Loss: The Machine's Signal of Wrong

The loss function is the numerical measure of how far off the model's prediction was. Choosing the right loss function matters enormously. For a yes/no classification task the loss might measure whether the model assigned high probability to the wrong class. For a regression task — predicting a house price — the loss might measure the squared difference between the predicted price and the actual sale price. A well-designed loss function tells the model exactly how to be wrong in a way that is useful for getting better. A poorly chosen loss function can cause the model to optimize for something slightly different from what you actually care about — a subtle and important failure mode.

Optimizing the Wrong Thing

A model trained on a misleading loss function will get very good at minimizing that number without getting good at the actual task. Always verify that the loss function truly measures what matters.

Prompt Challenge

Write a prompt asking an AI assistant to explain the training loop to a middle-school student using a sports analogy different from basketball.

Your prompt should…

  • Begin with a verb telling the AI what to do
  • Specify the audience (middle-school student)
  • Request a specific analogy type that is different from basketball

What does the loss function measure during training?

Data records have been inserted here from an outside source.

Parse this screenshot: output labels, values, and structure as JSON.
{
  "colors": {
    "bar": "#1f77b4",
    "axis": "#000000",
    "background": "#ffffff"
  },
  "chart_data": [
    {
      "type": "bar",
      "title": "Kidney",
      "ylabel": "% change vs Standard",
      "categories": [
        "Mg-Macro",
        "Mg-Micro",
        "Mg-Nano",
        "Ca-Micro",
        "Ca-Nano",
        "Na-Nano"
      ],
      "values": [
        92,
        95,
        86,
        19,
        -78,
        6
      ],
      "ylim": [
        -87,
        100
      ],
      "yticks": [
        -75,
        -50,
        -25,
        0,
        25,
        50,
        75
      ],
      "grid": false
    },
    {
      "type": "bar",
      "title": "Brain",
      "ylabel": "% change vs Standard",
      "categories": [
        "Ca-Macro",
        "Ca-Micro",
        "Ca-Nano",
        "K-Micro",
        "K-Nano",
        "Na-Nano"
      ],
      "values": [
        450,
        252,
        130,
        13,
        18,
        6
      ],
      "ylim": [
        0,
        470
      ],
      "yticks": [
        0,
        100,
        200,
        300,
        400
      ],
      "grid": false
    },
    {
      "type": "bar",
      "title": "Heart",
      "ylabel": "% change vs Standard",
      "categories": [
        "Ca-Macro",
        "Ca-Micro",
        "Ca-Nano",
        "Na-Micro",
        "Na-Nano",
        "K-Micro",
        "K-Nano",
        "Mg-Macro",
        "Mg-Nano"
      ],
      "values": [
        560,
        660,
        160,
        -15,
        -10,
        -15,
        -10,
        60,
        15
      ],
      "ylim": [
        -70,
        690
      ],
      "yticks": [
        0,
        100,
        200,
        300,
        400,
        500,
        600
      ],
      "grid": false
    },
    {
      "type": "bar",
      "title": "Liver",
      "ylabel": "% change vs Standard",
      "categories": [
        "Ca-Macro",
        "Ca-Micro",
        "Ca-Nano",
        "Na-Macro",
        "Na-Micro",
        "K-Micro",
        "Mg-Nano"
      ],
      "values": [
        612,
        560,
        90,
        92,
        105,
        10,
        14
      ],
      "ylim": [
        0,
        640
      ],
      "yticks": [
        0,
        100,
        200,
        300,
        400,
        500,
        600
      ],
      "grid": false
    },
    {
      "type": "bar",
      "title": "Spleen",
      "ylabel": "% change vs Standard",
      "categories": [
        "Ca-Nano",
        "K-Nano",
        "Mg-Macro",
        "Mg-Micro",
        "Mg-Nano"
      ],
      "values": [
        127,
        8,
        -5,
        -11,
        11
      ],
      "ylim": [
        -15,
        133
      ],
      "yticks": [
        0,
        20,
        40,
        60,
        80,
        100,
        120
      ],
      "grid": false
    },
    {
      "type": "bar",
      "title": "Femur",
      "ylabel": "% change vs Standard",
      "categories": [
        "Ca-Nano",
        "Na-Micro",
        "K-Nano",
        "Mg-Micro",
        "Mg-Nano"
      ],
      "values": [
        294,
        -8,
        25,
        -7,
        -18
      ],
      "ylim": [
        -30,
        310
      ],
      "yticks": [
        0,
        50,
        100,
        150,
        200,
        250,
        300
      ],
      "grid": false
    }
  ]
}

Why does the training loop need to repeat millions of times rather than just once?

Run a Human Training Loop

  1. Step 1: One person is the 'model.' They guess a number between 1 and 100 that another person has secretly chosen.
  2. Step 2: After each guess the secret-holder says 'too high,' 'too low,' or 'correct.' This is the loss signal.
  3. Step 3: The guesser adjusts their next guess based on the signal (adjusting parameters).
  4. Step 4: Count how many guesses it takes to converge on the correct number.
  5. Step 5: Discuss: what was the loss function? What was the adjustment strategy? How does this map onto the four steps of the training loop?